Tourists packed Cancun's airport and shuttled from luxury hotels to spartan emergency shelters on Thursday, desperately trying to escape Hurricane Wilma as its outer bands battered the resort's white-sand beaches. Meanwhile, Cuba has evacuated more than 200,000 people.
Wilma, a Category 4 storm with 150 mph winds, churned towards the Yucatan peninsula and south Florida after brushing Jamaica and Haiti, where it killed at least 13 people.
Forecasters said the storm was expected to make a direct hit on the vacation isle of Cozumel on Friday, and then slam into Cancun and take a swipe at Cuba.
"As it hits the Yucatan peninsula, it has the potential to do catastrophic damage," said Max Mayfield, director of the National Hurricane Center in Miami.
Forecasters predicted it would swing northeast around Cuba and charge on Sunday at hurricane-weary Florida. Governor Jeb Bush declared a state of emergency, after the state got caught in the westerlies, the strong wind current that generally blows toward the east.
Briefly the most intense Atlantic hurricane on record, Wilma was a potentially catastrophic Category 5 storm before weakening.
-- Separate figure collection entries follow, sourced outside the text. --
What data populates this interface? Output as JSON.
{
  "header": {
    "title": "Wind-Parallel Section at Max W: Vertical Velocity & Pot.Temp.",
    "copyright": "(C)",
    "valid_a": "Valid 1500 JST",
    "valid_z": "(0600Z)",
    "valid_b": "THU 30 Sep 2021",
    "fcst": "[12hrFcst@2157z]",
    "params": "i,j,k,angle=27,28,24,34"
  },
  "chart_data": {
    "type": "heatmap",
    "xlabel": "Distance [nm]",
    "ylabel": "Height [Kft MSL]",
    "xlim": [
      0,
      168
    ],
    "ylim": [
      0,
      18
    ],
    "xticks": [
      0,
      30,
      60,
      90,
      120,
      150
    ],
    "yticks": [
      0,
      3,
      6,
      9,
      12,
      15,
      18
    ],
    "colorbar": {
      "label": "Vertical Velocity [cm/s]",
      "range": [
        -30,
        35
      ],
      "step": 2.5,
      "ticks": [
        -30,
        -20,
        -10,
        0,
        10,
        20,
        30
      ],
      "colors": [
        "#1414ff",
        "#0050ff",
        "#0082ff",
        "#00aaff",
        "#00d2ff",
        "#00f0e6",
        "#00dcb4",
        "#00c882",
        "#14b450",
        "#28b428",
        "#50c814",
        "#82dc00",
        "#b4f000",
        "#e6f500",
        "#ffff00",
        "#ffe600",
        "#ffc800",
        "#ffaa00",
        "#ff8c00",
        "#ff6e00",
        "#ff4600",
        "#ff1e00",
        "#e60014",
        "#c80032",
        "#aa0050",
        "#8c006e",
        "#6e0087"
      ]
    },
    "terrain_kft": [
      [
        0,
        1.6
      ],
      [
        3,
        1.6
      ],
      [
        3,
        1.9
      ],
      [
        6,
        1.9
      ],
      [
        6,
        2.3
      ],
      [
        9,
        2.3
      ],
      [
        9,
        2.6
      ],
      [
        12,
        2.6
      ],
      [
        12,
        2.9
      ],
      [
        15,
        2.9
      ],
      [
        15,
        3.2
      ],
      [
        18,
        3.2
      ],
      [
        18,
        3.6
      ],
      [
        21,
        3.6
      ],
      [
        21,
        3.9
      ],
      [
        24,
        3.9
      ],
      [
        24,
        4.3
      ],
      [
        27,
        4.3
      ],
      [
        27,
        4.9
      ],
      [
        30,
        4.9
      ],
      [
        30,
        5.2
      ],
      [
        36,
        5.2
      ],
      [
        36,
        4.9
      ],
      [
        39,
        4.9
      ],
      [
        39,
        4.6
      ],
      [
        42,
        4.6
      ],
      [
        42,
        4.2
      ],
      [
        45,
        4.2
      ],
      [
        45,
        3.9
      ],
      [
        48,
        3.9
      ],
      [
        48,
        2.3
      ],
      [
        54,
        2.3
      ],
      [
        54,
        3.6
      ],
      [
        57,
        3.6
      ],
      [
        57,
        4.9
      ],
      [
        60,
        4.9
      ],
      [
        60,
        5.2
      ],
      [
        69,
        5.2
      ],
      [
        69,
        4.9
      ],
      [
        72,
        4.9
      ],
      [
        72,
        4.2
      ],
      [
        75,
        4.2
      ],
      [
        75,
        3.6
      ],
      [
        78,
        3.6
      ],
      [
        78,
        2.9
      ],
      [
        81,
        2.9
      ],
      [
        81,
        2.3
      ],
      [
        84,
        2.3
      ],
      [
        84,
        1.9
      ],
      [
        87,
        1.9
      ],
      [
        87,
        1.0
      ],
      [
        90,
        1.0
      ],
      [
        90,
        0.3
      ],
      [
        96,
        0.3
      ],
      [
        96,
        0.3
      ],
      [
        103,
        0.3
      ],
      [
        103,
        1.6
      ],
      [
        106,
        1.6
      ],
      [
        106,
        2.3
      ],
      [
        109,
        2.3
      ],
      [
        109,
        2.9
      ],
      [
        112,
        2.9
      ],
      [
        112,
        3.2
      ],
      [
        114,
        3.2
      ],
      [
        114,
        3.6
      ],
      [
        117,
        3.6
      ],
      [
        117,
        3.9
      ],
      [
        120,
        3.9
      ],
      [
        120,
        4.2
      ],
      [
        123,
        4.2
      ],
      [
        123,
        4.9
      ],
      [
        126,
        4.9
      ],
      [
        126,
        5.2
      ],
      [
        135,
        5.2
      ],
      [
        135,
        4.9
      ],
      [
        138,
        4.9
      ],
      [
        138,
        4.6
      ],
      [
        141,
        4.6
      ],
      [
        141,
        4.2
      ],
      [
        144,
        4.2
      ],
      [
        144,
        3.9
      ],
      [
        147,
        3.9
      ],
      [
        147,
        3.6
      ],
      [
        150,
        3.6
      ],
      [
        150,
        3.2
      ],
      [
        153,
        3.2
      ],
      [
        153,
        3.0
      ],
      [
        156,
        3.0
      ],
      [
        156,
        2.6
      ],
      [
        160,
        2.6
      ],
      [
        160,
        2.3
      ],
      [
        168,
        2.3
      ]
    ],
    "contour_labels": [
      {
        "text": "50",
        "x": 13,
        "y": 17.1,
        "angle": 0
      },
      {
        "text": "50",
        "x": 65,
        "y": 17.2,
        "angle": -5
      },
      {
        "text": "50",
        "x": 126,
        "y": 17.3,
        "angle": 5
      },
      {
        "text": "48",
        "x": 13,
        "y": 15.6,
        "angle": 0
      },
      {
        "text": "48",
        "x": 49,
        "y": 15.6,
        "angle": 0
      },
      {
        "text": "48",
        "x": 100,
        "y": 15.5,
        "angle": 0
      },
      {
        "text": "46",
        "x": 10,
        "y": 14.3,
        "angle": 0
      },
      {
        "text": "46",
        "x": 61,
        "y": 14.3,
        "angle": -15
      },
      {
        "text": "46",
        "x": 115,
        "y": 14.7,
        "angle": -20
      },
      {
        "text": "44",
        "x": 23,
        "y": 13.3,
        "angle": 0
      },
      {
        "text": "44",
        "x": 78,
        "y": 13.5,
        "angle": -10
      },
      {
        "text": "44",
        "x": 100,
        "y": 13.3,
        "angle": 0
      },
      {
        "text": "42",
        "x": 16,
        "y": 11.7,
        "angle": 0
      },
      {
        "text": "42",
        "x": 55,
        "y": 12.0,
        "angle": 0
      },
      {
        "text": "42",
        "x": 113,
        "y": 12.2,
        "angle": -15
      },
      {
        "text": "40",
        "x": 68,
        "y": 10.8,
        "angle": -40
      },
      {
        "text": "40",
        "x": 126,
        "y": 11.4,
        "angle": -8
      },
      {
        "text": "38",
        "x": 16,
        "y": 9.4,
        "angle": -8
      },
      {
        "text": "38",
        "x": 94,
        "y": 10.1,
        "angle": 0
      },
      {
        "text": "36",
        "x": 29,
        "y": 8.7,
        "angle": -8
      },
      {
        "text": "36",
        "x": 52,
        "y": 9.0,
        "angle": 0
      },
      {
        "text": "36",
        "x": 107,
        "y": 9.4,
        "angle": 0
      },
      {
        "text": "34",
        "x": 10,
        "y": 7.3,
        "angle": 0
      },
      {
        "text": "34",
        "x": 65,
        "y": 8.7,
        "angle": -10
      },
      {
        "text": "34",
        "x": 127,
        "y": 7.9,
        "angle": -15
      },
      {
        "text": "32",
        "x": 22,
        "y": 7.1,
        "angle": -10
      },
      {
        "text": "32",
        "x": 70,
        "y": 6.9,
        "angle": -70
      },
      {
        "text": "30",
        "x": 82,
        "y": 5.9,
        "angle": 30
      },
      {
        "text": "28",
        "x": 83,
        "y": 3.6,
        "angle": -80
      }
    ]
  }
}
Its 150 mph winds made it more powerful than Hurricane Katrina when it plowed into the US Gulf coast on August 29, killing more than 1,200 people.
The National Hurricane Centre in Miami, Florida said that by early Friday, the storm's wobbly centre was roughly 90 miles southeast of Cozumel. But hurricane-force winds extended 85 miles out from the centre, and tropical storm-force winds reached 200 miles out. It was heading northwest towards the Yucatan peninsula at around 6 mph.
Tropical storm-force winds and rains were already hitting Cozumel by Thursday night. Hundreds of schools in Yucatan were ordered closed and many were turned into shelters. Airlines started canceling flights.
While hundreds were evacuated from Cozumel, Mexican officials said about a thousand tourists stayed on the island, mainly at hotel ballrooms being used as storm shelters. About 20,000 tourists remained at shelters and hotels on the mainland south of Cancun, and an estimated 10,000 to 12,000 in the city itself.
"The most important thing now is to protect lives, protect the lives of our children, of our grandparents," President Vicente Fox said in a broadcast address to the nation.
After the Cancun airport closed, desperate tourists shuttled from luxury hotels to emergency shelters ahead of Wilma, which forecasters said was growing stronger. Cuba evacuated more than 200,000 people as the storm approached.
Matt Williams and Jeff Davidson from New Jersey, USA, were going back to their hotel in Playa del Carmen south of Cancun after their flight to Fort Lauderdale, Florida. was cancelled. At the hotel, they faced a night in a ballroom-turned-emergency shelter.
"You see the lines. I don't want to stand there for two hours and then decide what to do," said Williams, 26.